One way to achieve this balance is to target TRBC1 or TRBC2, two mutually exclusive genetic variants of the T-cell receptor. Normal T cells are a mix of TRBC1-positive (~40%) and TRBC2-positive (~60%) populations, but each T-cell cancer expresses only one of the two variants. Selectively targeting the cancer-associated TRBC variant preserves approximately 40%–60% of normal T cells. In 2024, the team published findings on the first TRBC1-targeting therapeutic antibody However, until now, no TRBC2-specific therapeutic antibody existed, leaving half of the patients without an equivalent approach.
In the new study, the researchers used a phage-displayed antibody library, a powerful tool used to discover new antibodies, to create JX1.1, a new antibody that recognizes only the TRBC2 protein target and not the similar TRBC1 protein.
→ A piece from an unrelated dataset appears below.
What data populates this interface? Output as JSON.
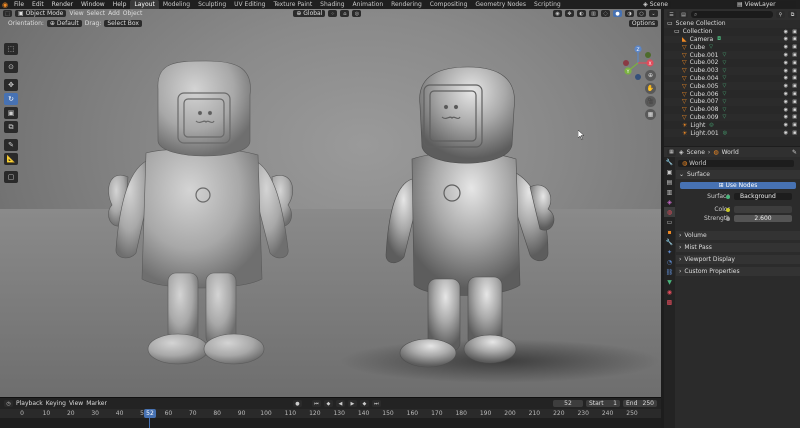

"Our antibody was developed using SLISY, a next-generation sequencing-based platform for rapid identification of antibody candidates from a phage library," says Ken Kinzler, Ph.D., Barry Family Professor in Oncology, and director of the Ludwig Center.
Researchers then linked the new JX1.1 antibody to the cancer-cell killing drug pyrrolobenzodiazepine to generate an antibody-drug conjugate (ADC). In laboratory studies using cancer cell lines and animal models, they found the new ADC to be highly specific to TRBC2 cancers, clearly distinguishing between TRBC2-positive and TRBC1-positive normal T cells. The ADC killed TRBC2-positive cancer cells, leading to robust tumor regression in animal models with minimal toxicity. All JX1.1-treated mice sustained elimination of detectable cancer throughout the entire follow-up period of 150 days.
"The development of TRBC1 and TRBC2 antibodies together now provides a conceptual 'matched set' of precision tools for the great majority of patients with T-cell cancers," says Paul.
Other researchers participating in the study were Jiaxin Ge, Joshua Urban, Sarah DiNapoli, Bum Seok Lee, Taha Ahmedna, Tushar Nichakawade, Brian Mog, Steve Lu, Xuyang Li, Nikita Marcou, Stephanie Glavaris, Jacqueline Douglass, Jin Liu, Maximilian Konig, Evangeline Watson, Maria Popoli, J. David Peske, Sima Rozati, Cole Sterling, Nina Wagner-Johnston, Richard Ambinder, Kathy Gabrielson, Charles Mullighan, Nickolas Papadopoulos, Chetan Bettegowda, Drew Pardoll, Shibin Zhou, Surojit Sur, Kenneth Kinzler, and Bert Vogelstein.
The research was supported by grants from the Virginia and D.K. Ludwig Fund for Cancer Research, Lustgarten Foundation for Pancreatic Cancer Research, Commonwealth Fund, Bloomberg–Kimmel Institute for Cancer Immunotherapy, Bloomberg Philanthropies and National Institutes of Health (NIH) Cancer Center Support Grant P30 CA006973, CA021765, and R35 CA197695 NIH grants T32 GM136577 and P30CA51008, National Cancer Institute Grants K08CA270403 and R37 CA230400, National Institute of Allergy and Infectious Diseases grant 1R21AI176764-01, National Institute of General Medical Sciences grant T32GM007057-47, Blood Cancer United (formerly the Leukemia & Lymphoma Society), Translation Research Program award, the American Society of Hematology Scholar award and the Swim Across America/Baltimore Translational Cancer Research award, the Jerome Greene Foundation, the Cupid Foundation, and the American Lebanese Syrian Associated Charities of St. Jude Children's Research Hospital.
Ge, Nichakawade, Li, Konig, Papadoulos, Pardoll, Zhou, Kinzler, Vogelstein and Paul are inventors of technologies described in this study. These arrangements have been reviewed in accordance with Johns Hopkins policies.